Fayol & Associés
Accueil > actualités > Bail emphytéotique et bail commercial, les liaisons dangereuses…


Droit public Bail emphytéotique et bail commercial, les liaisons dangereuses…


29-04-2013

Le titulaire d’un bail emphytéotique peut-il mettre à disposition le bien, sous le régime du bail commercial, à un sous-locataire ?

Le bail emphytéotique est le bail qui confère, au preneur, un droit réel.

Disposant d’un droit réel, le bénéficiaire d’un bail emphytéotique peut notamment constituer une hypothèque sur le bien, de manière à faciliter l’octroi d’un crédit.

La durée d’un bail emphytéotique est comprise entre 18 et 99 ans.

Pour sa part, le bénéficiaire d’un bail commercial bénéficie d’un droit au renouvellement.

 

S’agissant d’un bail emphytéotique « classique », l’emphytéote peut donner le bien à bail commercial, par voie de sous-location.

L’article L145-3 du Code de commerce comprend cependant une limite importante : la durée du renouvellement consenti au preneur à bail commercial ne peut avoir pour effet de prolonger l'occupation des lieux au-delà de la date d'expiration du bail emphytéotique.

Autrement dit, le bail commercial ne peut avoir une durée plus longue, renouvellement compris, que le bail emphytéotique.

C'est l'application du principe « nemo plus juris » (nul ne peut transmettre plus de droit qu’il n’en a).

 

Reste la situation du bail emphytéotique administratif (BEA). Le BEA est l’acte par lequel une collectivité publique peut, notamment pour un motif d’intérêt général, conférer un droit réel sur une dépendance du domaine public.

Rappelons qu’il ne peut normalement être transmis aucun droit réel sur le domaine public, et que le BEA constitue une exception notable à ce principe (article L1311-2 du Code général des collectivités territoriales).

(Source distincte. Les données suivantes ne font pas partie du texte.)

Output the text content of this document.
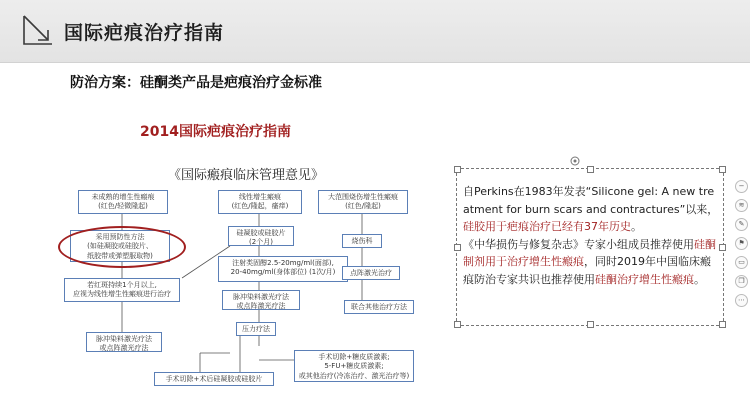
国际疤痕治疗指南
防治方案：硅酮类产品是疤痕治疗金标准
2014国际疤痕治疗指南
《国际瘢痕临床管理意见》
未成熟的增生性瘢痕
(红色/轻微隆起)
线性增生瘢痕
(红色/隆起，瘙痒)
大范围烧伤增生性瘢痕
(红色/隆起)
采用预防性方法
(如硅凝胶或硅胶片、
纸胶带或弹塑服取物)
硅凝胶或硅胶片
(2个月)	烧伤科
注射类固醇2.5-20mg/ml(面部),
20-40mg/ml(身体部位) (1次/月)
若红斑持续1个月以上,
应视为线性增生性瘢痕进行治疗
点阵激光治疗
脉冲染料激光疗法
或点阵激光疗法	联合其他治疗方法
脉冲染料激光疗法
或点阵激光疗法
压力疗法
手术切除+糖皮质激素;
5-FU+糖皮质激素;
或其他治疗(冷冻治疗、激光治疗等)
手术切除+术后硅凝胶或硅胶片
自Perkins在1983年发表“Silicone gel: A new treatment for burn scars and contractures”以来，硅胶用于疤痕治疗已经有37年历史。
《中华损伤与修复杂志》专家小组成员推荐使用硅酮制剂用于治疗增生性瘢痕，同时2019年中国临床瘢痕防治专家共识也推荐使用硅酮治疗增生性瘢痕。
−
≋
✎
⚑
▭
❐
⋯
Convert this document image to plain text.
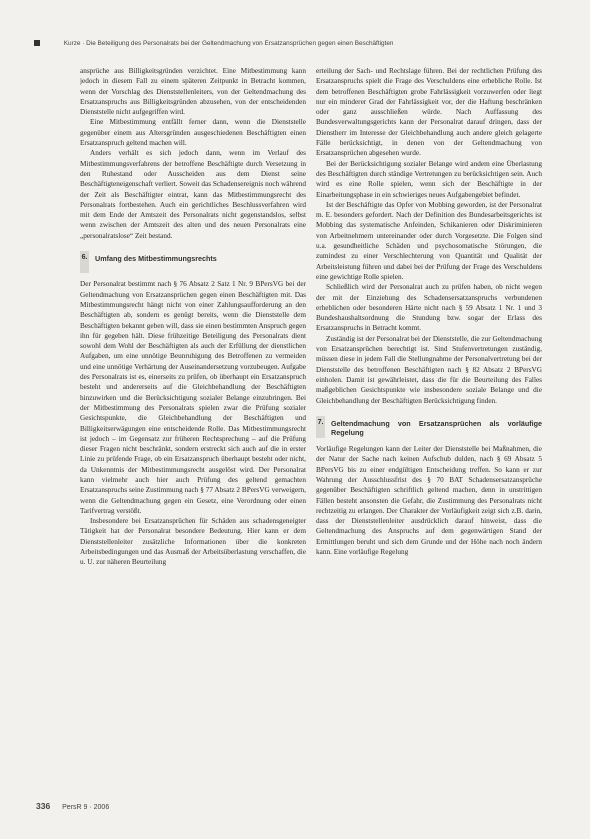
Kurze · Die Beteiligung des Personalrats bei der Geltendmachung von Ersatzansprüchen gegen einen Beschäftigten

ansprüche aus Billigkeitsgründen verzichtet. Eine Mitbestimmung kann jedoch in diesem Fall zu einem späteren Zeitpunkt in Betracht kommen, wenn der Vorschlag des Dienststellenleiters, von der Geltendmachung des Ersatzanspruchs aus Billigkeitsgründen abzusehen, von der entscheidenden Dienststelle nicht aufgegriffen wird.

Eine Mitbestimmung entfällt ferner dann, wenn die Dienststelle gegenüber einem aus Altersgründen ausgeschiedenen Beschäftigten einen Ersatzanspruch geltend machen will.

Anders verhält es sich jedoch dann, wenn im Verlauf des Mitbestimmungsverfahrens der betroffene Beschäftigte durch Versetzung in den Ruhestand oder Ausscheiden aus dem Dienst seine Beschäftigteneigenschaft verliert. Soweit das Schadensereignis noch während der Zeit als Beschäftigter eintrat, kann das Mitbestimmungsrecht des Personalrats fortbestehen. Auch ein gerichtliches Beschlussverfahren wird mit dem Ende der Amtszeit des Personalrats nicht gegenstandslos, selbst wenn zwischen der Amtszeit des alten und des neuen Personalrats eine „personalratslose“ Zeit bestand.

6. Umfang des Mitbestimmungsrechts

Der Personalrat bestimmt nach § 76 Absatz 2 Satz 1 Nr. 9 BPersVG bei der Geltendmachung von Ersatzansprüchen gegen einen Beschäftigten mit. Das Mitbestimmungsrecht hängt nicht von einer Zahlungsaufforderung an den Beschäftigten ab, sondern es genügt bereits, wenn die Dienststelle dem Beschäftigten bekannt geben will, dass sie einen bestimmten Anspruch gegen ihn für gegeben hält. Diese frühzeitige Beteiligung des Personalrats dient sowohl dem Wohl der Beschäftigten als auch der Erfüllung der dienstlichen Aufgaben, um eine unnötige Beunruhigung des Betroffenen zu vermeiden und eine unnötige Verhärtung der Auseinandersetzung vorzubeugen. Aufgabe des Personalrats ist es, einerseits zu prüfen, ob überhaupt ein Ersatzanspruch besteht und andererseits auf die Gleichbehandlung der Beschäftigten hinzuwirken und die Berücksichtigung sozialer Belange einzubringen. Bei der Mitbestimmung des Personalrats spielen zwar die Prüfung sozialer Gesichtspunkte, die Gleichbehandlung der Beschäftigten und Billigkeitserwägungen eine entscheidende Rolle. Das Mitbestimmungsrecht ist jedoch – im Gegensatz zur früheren Rechtsprechung – auf die Prüfung dieser Fragen nicht beschränkt, sondern erstreckt sich auch auf die in erster Linie zu prüfende Frage, ob ein Ersatzanspruch überhaupt besteht oder nicht, da Unkenntnis der Mitbestimmungsrecht ausgelöst wird. Der Personalrat kann vielmehr auch hier auch Prüfung des geltend gemachten Ersatzanspruchs seine Zustimmung nach § 77 Absatz 2 BPersVG verweigern, wenn die Geltendmachung gegen ein Gesetz, eine Verordnung oder einen Tarifvertrag verstößt.

Insbesondere bei Ersatzansprüchen für Schäden aus schadensgeneigter Tätigkeit hat der Personalrat besondere Bedeutung. Hier kann er dem Dienststellenleiter zusätzliche Informationen über die konkreten Arbeitsbedingungen und das Ausmaß der Arbeitsüberlastung verschaffen, die u. U. zur näheren Beurteilung

erteilung der Sach- und Rechtslage führen. Bei der rechtlichen Prüfung des Ersatzanspruchs spielt die Frage des Verschuldens eine erhebliche Rolle. Ist dem betroffenen Beschäftigten grobe Fahrlässigkeit vorzuwerfen oder liegt nur ein minderer Grad der Fahrlässigkeit vor, der die Haftung beschränken oder ganz ausschließen würde. Nach Auffassung des Bundesverwaltungsgerichts kann der Personalrat darauf dringen, dass der Dienstherr im Interesse der Gleichbehandlung auch andere gleich gelagerte Fälle berücksichtigt, in denen von der Geltendmachung von Ersatzansprüchen abgesehen wurde.

Bei der Berücksichtigung sozialer Belange wird andem eine Überlastung des Beschäftigten durch ständige Vertretungen zu berücksichtigen sein. Auch wird es eine Rolle spielen, wenn sich der Beschäftigte in der Einarbeitungsphase in ein schwieriges neues Aufgabengebiet befindet.

Ist der Beschäftigte das Opfer von Mobbing geworden, ist der Personalrat m. E. besonders gefordert. Nach der Definition des Bundesarbeitsgerichts ist Mobbing das systematische Anfeinden, Schikanieren oder Diskriminieren von Arbeitnehmern untereinander oder durch Vorgesetzte. Die Folgen sind u.a. gesundheitliche Schäden und psychosomatische Störungen, die zumindest zu einer Verschlechterung von Quantität und Qualität der Arbeitsleistung führen und dabei bei der Prüfung der Frage des Verschuldens eine gewichtige Rolle spielen.

Schließlich wird der Personalrat auch zu prüfen haben, ob nicht wegen der mit der Einziehung des Schadensersatzanspruchs verbundenen erheblichen oder besonderen Härte nicht nach § 59 Absatz 1 Nr. 1 und 3 Bundeshaushaltsordnung die Stundung bzw. sogar der Erlass des Ersatzanspruchs in Betracht kommt.

Zuständig ist der Personalrat bei der Dienststelle, die zur Geltendmachung von Ersatzansprüchen berechtigt ist. Sind Stufenvertretungen zuständig, müssen diese in jedem Fall die Stellungnahme der Personalvertretung bei der Dienststelle des betroffenen Beschäftigten nach § 82 Absatz 2 BPersVG einholen. Damit ist gewährleistet, dass die für die Beurteilung des Falles maßgeblichen Gesichtspunkte wie insbesondere soziale Belange und die Gleichbehandlung der Beschäftigten Berücksichtigung finden.

7. Geltendmachung von Ersatzansprüchen als vorläufige Regelung

Vorläufige Regelungen kann der Leiter der Dienststelle bei Maßnahmen, die der Natur der Sache nach keinen Aufschub dulden, nach § 69 Absatz 5 BPersVG bis zu einer endgültigen Entscheidung treffen. So kann er zur Wahrung der Ausschlussfrist des § 70 BAT Schadensersatzansprüche gegenüber Beschäftigten schriftlich geltend machen, denn in unstrittigen Fällen besteht ansonsten die Gefahr, die Zustimmung des Personalrats nicht rechtzeitig zu erlangen. Der Charakter der Vorläufigkeit zeigt sich z.B. darin, dass der Dienststellenleiter ausdrücklich darauf hinweist, dass die Geltendmachung des Anspruchs auf dem gegenwärtigen Stand der Ermittlungen beruht und sich dem Grunde und der Höhe nach noch ändern kann. Eine vorläufige Regelung

336 PersR 9 · 2006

L’emphytéote, qui bénéficie d’un droit réel, peut-il consentir un bail commercial à un sous-locataire ?

Suivant un arrêt de la Cour de Cassation du 19 décembre 2012 (pourvoi n° 11-10.372, Ville de Saint-Jean-Cap-Ferrat), la réponse est négative.

Ainsi, le droit réel consenti par le bail emphytéotique ne permet pas à l’emphytéote de consentir, lorsque le bien constitue une dépendance du domaine public, un bail commercial.

La technique du BEA ne permet donc pas de contourner l’interdiction de consentir un bail commercial sur le domaine public, alors même que le BEA confère à l’emphytéote un droit réel.

La convention de sous-location devra prendre une autre forme, mais qui risque d’être moins protectrice des droits du sous-locataire.